PATCH MAKER: Joanna Hope Bricher
LOCATION: Manchester



"This is the land. We have our inheritance."

My patch shares a quote from the poem Ash Wednesday by T S Eliot. It's a beautiful poem that encompasses the paradoxes of life - of hope in the face of very real sadness and despair ("Calm and distressed/Torn and most whole...Exhausted and life-giving..."). The poem also contains a lot of earthy, land-based imagery, which makes me think of the specific things we love when we think of loving 'nature'. A specific patch of ground; the little overgrown pond in the woods I like to sit beside; the shared garden of my rented flat which (under the constant shadow of the threat of development) my neighbours and I have been cultivating for the last nine years. This summer the planning application to build a bungalow on it was approved, despite many objections from the community.
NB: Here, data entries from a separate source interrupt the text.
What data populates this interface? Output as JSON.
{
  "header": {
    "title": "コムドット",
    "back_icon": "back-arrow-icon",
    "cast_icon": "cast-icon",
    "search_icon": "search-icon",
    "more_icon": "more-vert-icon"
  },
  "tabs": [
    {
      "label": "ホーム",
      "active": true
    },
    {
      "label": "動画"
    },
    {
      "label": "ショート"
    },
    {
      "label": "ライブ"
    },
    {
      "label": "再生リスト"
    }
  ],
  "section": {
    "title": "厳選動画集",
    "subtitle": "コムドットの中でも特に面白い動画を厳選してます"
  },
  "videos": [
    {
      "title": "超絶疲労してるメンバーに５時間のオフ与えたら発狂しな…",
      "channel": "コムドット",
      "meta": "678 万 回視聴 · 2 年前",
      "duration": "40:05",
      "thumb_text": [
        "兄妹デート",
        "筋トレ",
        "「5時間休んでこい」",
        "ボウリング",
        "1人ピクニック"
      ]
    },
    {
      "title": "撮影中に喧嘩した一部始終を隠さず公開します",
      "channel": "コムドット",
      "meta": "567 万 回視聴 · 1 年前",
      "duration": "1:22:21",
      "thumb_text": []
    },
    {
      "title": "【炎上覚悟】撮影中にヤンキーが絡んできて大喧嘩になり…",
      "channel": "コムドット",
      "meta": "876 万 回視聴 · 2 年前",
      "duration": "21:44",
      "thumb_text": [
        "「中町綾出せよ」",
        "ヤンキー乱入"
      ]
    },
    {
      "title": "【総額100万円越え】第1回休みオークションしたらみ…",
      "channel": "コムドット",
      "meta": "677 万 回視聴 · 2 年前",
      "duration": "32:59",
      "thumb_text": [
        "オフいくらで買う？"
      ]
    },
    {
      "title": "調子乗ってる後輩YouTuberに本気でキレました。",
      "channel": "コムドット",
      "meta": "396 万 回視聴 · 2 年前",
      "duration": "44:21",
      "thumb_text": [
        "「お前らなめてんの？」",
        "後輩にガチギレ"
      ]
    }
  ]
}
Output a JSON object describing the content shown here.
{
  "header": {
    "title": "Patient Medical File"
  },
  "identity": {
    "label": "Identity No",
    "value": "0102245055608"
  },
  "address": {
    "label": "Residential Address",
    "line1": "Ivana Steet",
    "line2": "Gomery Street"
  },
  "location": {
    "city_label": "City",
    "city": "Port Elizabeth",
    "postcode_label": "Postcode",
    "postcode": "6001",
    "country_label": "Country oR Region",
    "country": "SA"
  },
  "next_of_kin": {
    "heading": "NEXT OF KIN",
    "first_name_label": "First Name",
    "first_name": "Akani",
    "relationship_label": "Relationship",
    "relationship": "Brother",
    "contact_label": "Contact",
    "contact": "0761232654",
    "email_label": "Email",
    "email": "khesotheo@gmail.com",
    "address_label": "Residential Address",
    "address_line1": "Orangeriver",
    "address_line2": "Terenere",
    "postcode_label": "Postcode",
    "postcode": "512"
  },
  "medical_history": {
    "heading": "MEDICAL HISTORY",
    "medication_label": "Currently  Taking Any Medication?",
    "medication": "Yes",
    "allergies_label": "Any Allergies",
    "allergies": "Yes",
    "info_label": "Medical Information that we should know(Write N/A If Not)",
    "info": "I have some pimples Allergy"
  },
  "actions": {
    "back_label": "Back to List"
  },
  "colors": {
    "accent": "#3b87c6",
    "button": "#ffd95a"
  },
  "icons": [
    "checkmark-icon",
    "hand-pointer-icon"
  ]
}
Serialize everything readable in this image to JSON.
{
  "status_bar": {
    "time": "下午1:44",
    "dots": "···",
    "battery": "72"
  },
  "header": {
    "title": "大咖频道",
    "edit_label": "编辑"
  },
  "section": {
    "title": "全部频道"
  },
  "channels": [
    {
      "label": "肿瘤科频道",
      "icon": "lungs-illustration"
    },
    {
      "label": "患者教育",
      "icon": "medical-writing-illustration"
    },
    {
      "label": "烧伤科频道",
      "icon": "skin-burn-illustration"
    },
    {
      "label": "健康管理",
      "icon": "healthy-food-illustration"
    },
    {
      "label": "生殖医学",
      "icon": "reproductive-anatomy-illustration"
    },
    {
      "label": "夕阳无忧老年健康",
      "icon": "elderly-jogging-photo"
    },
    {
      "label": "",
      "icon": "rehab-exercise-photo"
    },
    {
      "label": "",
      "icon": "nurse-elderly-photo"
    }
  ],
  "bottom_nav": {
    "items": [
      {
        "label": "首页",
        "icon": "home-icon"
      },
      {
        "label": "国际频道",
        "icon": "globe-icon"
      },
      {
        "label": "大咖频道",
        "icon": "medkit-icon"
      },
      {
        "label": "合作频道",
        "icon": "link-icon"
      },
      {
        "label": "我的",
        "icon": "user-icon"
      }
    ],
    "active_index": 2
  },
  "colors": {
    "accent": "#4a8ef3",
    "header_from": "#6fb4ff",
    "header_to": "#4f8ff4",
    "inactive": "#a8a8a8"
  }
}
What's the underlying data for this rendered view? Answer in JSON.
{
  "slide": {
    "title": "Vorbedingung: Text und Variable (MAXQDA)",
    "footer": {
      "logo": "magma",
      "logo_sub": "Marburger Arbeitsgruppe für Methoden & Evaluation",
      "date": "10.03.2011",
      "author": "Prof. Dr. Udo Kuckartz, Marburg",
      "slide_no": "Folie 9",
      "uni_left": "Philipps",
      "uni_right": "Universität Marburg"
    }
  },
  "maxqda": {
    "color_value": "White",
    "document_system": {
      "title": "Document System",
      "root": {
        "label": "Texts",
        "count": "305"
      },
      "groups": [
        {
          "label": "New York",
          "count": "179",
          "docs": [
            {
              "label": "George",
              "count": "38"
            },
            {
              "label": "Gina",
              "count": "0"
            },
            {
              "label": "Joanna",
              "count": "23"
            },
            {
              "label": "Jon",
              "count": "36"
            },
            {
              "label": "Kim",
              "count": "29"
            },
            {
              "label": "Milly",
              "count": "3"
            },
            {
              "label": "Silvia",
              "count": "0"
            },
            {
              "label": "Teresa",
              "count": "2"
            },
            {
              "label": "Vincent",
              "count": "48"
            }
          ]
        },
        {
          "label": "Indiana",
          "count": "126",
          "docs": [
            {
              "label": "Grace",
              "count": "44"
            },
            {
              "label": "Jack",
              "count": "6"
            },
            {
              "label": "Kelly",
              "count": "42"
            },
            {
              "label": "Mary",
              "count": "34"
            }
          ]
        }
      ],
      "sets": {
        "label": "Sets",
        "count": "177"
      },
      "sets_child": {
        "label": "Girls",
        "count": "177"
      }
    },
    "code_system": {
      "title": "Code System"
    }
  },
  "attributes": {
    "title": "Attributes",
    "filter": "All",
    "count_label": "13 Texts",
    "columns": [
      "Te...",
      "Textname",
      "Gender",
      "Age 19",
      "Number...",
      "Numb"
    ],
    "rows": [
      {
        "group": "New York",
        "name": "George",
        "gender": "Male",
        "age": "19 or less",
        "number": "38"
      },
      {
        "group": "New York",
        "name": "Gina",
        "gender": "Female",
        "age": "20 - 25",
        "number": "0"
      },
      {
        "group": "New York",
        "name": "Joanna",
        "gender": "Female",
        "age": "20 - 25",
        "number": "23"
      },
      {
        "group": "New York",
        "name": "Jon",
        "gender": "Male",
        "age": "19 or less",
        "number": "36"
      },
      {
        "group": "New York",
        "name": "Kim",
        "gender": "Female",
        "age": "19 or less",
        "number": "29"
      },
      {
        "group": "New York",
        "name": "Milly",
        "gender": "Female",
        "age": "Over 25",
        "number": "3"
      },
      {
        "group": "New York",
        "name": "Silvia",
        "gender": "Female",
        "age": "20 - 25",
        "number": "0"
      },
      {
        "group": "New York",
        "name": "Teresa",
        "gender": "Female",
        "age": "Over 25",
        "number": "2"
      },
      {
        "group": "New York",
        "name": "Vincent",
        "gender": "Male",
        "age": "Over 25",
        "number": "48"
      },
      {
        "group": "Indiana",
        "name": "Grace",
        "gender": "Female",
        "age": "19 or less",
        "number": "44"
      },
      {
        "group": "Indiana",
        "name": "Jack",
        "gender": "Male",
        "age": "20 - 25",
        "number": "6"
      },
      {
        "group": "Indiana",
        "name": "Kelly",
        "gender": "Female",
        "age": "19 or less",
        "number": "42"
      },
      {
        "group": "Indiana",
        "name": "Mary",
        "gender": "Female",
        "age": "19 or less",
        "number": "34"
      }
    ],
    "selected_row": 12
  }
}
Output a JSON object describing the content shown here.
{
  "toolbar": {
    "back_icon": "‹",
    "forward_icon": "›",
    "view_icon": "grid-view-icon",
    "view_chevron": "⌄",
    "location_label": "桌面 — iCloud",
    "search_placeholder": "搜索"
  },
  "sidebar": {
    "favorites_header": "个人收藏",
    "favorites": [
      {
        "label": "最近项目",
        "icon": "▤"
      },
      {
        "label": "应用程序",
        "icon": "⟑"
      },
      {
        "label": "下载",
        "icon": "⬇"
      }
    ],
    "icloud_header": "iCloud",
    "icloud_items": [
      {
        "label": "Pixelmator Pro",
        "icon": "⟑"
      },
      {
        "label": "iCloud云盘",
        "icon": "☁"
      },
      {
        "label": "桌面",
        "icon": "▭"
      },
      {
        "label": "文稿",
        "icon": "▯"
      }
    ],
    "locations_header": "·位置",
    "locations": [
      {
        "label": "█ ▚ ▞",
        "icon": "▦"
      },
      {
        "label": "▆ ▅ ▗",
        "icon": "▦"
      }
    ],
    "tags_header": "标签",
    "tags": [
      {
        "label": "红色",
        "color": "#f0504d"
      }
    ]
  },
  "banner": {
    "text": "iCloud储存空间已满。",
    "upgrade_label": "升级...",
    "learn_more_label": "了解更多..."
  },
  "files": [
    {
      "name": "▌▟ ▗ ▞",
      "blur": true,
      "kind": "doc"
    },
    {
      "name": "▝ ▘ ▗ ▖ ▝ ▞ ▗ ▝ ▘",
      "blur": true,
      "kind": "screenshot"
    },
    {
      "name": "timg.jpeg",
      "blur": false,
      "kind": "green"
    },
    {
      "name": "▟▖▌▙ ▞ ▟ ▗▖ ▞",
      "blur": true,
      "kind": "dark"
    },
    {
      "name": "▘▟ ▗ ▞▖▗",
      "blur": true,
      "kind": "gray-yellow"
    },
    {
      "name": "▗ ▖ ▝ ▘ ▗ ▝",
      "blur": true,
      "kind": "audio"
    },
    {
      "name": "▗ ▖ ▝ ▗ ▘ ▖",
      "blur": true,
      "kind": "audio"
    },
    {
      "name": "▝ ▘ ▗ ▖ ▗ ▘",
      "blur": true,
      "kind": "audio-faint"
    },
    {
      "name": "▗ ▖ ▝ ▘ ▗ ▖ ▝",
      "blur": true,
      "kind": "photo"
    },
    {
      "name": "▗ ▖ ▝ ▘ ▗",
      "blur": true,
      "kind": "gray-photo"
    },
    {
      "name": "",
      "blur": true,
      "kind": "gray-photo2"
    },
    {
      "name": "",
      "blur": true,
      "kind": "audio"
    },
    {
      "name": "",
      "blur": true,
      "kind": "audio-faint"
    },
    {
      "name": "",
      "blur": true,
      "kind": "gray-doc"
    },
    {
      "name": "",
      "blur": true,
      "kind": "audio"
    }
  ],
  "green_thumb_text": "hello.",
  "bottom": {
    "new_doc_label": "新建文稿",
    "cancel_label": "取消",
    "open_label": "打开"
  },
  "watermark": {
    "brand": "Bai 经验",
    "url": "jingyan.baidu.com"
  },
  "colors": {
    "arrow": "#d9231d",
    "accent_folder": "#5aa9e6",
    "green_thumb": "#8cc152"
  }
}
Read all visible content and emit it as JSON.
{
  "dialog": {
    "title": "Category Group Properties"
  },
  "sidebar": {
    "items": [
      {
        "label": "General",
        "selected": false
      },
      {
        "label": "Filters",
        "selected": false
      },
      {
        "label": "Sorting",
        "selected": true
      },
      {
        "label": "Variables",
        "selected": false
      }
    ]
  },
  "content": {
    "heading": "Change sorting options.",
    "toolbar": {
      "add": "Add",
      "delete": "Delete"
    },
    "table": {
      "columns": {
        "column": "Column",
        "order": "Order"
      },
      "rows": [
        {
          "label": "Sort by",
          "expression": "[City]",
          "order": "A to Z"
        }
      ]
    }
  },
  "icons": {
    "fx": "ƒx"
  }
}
I pasted up a linoprint of this part of the poem on the garden wall both as elegy and hope that a kind of justice and new life beyond my understanding is still working, somehow, on a bigger scale than this. That our small, seemingly hopeless, acts of love matter. I wanted to join my personal sadness about the garden and the bittersweet hope in the poem with all our voices as we speak out for our suffering earth, to honour our grief at the same time as protesting the injustices that have led us here. Sadness, anger, love, hope. "And let my cry come unto Thee."